The ion channel field has also recently been looking deep below the plasma membrane where cation channels are increasingly being recognized for their importance in intracellular organelles. One such intracellular location, where ion channels are functionally relevant, is the metabolic powerhouse of the cell, the mitochondria. It was of course known for a long time that mitochondrial K⁺ (mitoK) channels exist and can exert cardioprotective functions, even though their exact molecular identity was unclear. K_Na1.2 (Slick, Slo2.1) is one of the mitoK channels that had been linked to a cardioprotective role but its expression in mitochondria had never been functionally confirmed by electrophysiology. Through single-channel patch clamp on mitoplasts prepared from cardiomyocytes, Smith et al. identified six channels with biophysical and pharmacological properties matching the biophysical characteristic of K_Na1.2 in wild-type (WT) but not in K_Na1.2-KO mice⁴². The authors further demonstrated that the K_Na opener bithionol uncoupled respiration in WT but not KO cardiomyocytes and that KO mice had elevated body fat and that their hearts were less responsive to increases in energy demand, thus confirming a role of K_Na1.2 in the regulation of energy consumption and fat metabolism⁴².

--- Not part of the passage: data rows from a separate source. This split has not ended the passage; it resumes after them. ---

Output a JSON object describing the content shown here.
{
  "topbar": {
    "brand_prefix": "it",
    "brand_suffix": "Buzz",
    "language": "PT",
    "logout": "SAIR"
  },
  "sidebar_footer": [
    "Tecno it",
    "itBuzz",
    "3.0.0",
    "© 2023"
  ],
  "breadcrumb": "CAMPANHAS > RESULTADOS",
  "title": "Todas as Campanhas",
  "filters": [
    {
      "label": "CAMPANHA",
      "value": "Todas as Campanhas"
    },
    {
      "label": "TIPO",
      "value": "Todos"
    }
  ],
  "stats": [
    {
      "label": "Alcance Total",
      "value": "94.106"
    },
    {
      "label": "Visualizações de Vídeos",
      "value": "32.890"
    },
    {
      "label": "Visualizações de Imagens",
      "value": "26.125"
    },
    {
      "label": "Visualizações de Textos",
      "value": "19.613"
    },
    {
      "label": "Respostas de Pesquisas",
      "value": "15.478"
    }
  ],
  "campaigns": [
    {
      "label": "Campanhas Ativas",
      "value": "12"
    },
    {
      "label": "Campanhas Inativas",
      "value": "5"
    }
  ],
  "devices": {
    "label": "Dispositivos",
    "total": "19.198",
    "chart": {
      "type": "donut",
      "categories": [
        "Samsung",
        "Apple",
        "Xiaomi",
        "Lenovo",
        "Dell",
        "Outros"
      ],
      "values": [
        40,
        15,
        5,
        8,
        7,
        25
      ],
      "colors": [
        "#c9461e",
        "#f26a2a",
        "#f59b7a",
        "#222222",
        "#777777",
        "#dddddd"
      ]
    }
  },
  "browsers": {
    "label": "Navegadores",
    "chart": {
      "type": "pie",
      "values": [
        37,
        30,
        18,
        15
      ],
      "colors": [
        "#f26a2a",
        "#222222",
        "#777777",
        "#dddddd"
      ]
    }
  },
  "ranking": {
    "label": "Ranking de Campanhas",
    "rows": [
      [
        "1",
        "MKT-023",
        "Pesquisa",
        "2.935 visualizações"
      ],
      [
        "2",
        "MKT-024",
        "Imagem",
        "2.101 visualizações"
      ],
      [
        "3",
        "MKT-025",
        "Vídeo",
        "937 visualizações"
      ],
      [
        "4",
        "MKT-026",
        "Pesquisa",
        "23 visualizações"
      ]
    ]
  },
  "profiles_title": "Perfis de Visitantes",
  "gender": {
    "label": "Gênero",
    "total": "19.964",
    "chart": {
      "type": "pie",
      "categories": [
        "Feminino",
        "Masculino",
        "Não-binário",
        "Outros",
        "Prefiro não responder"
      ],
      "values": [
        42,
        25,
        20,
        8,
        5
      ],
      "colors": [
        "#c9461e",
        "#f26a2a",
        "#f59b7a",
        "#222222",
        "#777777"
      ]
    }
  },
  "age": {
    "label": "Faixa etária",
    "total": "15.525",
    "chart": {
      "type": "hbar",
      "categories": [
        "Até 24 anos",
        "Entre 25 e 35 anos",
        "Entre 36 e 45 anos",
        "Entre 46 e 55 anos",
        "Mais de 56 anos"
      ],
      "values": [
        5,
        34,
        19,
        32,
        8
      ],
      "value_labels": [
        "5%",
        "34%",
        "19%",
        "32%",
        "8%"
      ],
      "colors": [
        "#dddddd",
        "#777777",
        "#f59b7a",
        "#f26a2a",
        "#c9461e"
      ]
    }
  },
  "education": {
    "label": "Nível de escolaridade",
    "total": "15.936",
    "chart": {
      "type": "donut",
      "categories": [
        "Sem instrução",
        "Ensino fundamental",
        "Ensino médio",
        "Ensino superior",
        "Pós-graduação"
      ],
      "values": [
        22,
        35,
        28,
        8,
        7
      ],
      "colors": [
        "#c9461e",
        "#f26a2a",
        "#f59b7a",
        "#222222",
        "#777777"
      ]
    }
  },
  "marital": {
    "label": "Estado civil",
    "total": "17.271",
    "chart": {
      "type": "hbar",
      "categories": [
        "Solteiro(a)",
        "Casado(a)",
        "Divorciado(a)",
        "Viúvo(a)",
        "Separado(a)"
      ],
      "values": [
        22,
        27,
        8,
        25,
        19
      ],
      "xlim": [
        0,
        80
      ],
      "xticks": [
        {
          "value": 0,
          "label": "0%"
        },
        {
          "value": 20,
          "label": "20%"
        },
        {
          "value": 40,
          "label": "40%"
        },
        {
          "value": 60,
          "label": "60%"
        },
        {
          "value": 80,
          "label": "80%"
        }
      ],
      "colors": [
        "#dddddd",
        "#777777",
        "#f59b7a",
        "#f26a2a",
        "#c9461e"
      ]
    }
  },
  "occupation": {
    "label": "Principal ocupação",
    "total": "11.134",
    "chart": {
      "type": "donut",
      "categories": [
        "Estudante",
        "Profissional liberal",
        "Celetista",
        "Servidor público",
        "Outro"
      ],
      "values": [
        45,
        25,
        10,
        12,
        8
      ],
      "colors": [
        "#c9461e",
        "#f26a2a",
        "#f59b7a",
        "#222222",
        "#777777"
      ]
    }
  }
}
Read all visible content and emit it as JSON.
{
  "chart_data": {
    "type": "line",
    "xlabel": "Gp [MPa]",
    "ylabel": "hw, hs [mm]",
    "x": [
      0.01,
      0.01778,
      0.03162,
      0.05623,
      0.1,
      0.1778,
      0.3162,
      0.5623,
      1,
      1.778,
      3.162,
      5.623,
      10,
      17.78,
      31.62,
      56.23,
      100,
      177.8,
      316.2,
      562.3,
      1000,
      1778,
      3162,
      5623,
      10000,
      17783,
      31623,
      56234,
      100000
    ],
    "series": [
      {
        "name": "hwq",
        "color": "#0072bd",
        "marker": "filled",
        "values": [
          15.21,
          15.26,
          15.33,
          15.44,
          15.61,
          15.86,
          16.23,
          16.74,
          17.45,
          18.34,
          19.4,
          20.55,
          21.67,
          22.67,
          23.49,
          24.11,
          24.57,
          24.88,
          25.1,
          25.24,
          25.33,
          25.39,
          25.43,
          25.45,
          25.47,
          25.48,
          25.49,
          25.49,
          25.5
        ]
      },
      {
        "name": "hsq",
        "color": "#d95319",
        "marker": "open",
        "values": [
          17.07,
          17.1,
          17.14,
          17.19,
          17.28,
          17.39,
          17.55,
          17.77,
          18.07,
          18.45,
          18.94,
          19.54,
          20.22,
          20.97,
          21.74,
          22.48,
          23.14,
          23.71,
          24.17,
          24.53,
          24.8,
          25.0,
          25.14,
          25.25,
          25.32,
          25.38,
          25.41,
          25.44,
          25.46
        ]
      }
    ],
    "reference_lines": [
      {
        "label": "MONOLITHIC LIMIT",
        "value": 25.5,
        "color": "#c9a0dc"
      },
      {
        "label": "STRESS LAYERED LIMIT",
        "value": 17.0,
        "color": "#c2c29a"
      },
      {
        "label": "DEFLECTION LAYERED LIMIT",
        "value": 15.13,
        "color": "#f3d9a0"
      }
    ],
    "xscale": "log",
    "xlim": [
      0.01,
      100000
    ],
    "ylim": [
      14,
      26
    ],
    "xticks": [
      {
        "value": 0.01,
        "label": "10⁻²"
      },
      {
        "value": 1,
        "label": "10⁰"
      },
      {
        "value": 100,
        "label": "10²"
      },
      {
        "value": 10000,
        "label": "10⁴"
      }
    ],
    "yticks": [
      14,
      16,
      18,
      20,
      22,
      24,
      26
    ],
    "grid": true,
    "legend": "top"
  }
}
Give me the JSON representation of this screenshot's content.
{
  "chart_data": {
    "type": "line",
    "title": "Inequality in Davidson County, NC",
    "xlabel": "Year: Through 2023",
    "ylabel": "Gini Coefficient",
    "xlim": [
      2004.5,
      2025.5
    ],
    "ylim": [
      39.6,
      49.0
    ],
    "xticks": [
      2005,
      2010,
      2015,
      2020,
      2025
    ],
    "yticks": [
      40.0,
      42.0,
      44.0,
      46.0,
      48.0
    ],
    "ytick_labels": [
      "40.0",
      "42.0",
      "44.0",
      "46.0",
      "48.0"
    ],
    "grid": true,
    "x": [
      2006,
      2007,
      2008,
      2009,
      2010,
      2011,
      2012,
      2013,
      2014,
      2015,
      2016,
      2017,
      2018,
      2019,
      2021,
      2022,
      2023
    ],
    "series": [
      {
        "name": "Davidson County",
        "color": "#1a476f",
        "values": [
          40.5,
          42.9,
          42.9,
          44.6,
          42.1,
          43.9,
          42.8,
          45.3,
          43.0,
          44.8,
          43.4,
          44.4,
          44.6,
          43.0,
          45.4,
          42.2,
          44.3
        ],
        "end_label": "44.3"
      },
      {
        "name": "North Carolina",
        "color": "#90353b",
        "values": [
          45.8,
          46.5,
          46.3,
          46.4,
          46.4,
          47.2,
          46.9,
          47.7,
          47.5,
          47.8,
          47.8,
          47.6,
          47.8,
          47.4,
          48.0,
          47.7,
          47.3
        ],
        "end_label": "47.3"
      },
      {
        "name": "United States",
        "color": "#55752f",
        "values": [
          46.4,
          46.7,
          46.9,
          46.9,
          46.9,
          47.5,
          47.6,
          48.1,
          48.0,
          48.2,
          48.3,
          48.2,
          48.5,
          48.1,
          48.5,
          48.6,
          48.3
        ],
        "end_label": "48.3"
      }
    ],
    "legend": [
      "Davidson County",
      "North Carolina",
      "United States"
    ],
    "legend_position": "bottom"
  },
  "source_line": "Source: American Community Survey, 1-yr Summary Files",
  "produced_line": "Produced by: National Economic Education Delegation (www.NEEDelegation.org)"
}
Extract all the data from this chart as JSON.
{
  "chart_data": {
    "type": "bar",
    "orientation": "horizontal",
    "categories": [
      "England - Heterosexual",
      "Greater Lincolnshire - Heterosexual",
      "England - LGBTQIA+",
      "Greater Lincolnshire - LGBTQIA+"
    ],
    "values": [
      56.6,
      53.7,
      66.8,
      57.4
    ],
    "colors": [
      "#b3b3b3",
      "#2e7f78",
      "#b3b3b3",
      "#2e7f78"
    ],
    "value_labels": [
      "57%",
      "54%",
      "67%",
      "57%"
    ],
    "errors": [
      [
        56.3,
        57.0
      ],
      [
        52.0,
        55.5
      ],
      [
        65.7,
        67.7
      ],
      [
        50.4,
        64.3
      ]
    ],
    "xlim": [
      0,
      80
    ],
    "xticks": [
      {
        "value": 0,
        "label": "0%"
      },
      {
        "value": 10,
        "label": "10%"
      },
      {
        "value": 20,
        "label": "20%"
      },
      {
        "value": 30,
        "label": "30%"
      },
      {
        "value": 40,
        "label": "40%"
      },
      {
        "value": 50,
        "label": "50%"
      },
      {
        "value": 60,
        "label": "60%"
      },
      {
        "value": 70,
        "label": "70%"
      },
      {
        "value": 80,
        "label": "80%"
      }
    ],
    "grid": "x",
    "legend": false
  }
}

Last, but certainly not least, the cation field recently was afforded an atomic-level view into the pathogenic mechanisms of periodic paralysis, a channelopathy with episodes of flaccid muscle weakness, which is caused by point mutations in the S4 segment of the voltage sensor domain of either the voltage-gated sodium channel Na_V1.4 or the voltage-gated calcium channel Ca_V1.1. These mutations, which affect the arginine residues (R1, R2, or R3) in S4 that act as gating charges, create a “leaky” voltage sensor through which cations can permeate. By introducing these mutations into the bacterial Na_VAb channel and solving its structure at 2.7-Å resolution by x-ray crystallography, the Catterall laboratory⁴³ visualized the pathway for this cation leak and identified a possible binding site for the design of drugs to possibly treat hypokalemic and normokalemic periodic paralysis.

Conclusions

With the recent advances in cryo-EM techniques, the cation channel field has gained a new understanding of ion channel structure–function relationships with never-seen-before molecular details during the last two years. Although it has often been pointed out that the conditions under which cryo-EM is performed are very unphysiological, we believe that the field is getting closer to understanding the full gating cycle of both voltage- and ligand-gated channels at the atomistic level as they progress from the resting to the open and the inactivated state. Of course, ion channel function is inherently dynamic, and a complete understanding of the mechanisms of gating⁴⁴ and permeation and selectivity⁴⁵ as well as the visualization of ion flow at the atomistic level⁴⁴ will only be possible with the aid of molecular dynamics (MD) simulations.

Whether these structures will truly enable structure-based drug design and accelerate ion channel drug discovery is a different question in our opinion. Drug development has many aspects: first and foremost, target validation, which is why it is crucial to gain what is often termed “deep” understanding of the biology of ion channels. As the last two years have again demonstrated, we are still learning new biology, as revealed by the unexpected role of the Piezo channels in blood pressure regulation and breathing or the importance of mitochondrial K_Na1.2 channels in energy consumption and fat metabolism.